Jika dua keikhlasan sebelumnya adalah amal perbuatan yang masih disandarkan pada dirinya sendiri, tingkatan ikhlas yang ketiga hanya disandarkan pada Allah. Keikhlasan ini adalah keikhlasan yang paling tinggi tingkatannya di antara kedua tingkat keikhlasan yang sebelumnya. Maka dari itu, setiap orang yang beramal harus menggunakan salah satu dari tiga tingkatan ikhlas tersebut. Apabila tidak disertai salah satu dari tiga tingkatan ikhlas itu maka amal perbuatannya disebut riya’, padahal riya’ sendiri dilarang oleh Allah.Kembali kepada pertanyaan, jika mengharap pahala dari Allah, apakah termasuk ikhlas? Seperti yang telah dijelaskan pada ketiga tingkatan ikhlas diatas, mengharapkan pahala dari Allah merupakan jenis tingkatan ikhlas yang pertama.

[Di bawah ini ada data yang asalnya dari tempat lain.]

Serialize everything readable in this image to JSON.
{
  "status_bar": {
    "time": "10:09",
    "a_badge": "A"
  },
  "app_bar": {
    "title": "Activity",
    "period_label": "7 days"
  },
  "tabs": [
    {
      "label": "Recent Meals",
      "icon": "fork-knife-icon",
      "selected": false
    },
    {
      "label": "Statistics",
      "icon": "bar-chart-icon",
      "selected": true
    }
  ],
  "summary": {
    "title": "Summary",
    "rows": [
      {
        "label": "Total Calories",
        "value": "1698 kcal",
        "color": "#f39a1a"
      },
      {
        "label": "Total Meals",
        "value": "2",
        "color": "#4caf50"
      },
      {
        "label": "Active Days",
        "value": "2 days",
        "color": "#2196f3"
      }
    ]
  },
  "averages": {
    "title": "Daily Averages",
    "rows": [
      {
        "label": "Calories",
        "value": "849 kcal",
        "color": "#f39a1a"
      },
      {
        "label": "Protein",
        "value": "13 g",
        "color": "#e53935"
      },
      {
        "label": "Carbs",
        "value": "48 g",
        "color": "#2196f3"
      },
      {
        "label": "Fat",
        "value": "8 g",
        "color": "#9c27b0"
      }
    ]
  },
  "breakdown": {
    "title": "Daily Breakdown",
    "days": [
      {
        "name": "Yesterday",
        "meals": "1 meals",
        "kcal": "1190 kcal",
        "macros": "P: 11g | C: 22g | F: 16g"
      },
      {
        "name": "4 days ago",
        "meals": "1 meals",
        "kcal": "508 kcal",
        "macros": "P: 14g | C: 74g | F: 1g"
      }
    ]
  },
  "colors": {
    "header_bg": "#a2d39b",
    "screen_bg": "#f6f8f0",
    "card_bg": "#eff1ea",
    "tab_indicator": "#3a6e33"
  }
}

Jadi, boleh saja kita melakukan amal perbuatan dengan mengharap pahala dari Allah, atau memperoleh kebaikan disisi Allah, itu sudah termasuk ikhlas. Yang tidak diperbolehkan adalah jika setiap amal perbuatan yang kita lakukan dicampuri maksud-maksud lain seperti mengharapkan pangkat dan kedudukan. Tidak ada yang lebih berbahaya bagi seseorang dalam beramal kecuali keinginan menjadi orang masyhur dan terkenal di kalangan masyarakat. Amal yang disertai dengan keinginan tersebut tidaklah murni, karena amalnya tidak benar-benar bertujuan kepada Allah. Demikianlah, maka untuk menyelamatkan keikhlasan dalam setiap amal haruslah menghindarkan diri dari keinginan untuk mendapatkan pangkat dan kedudukan di mata manusia.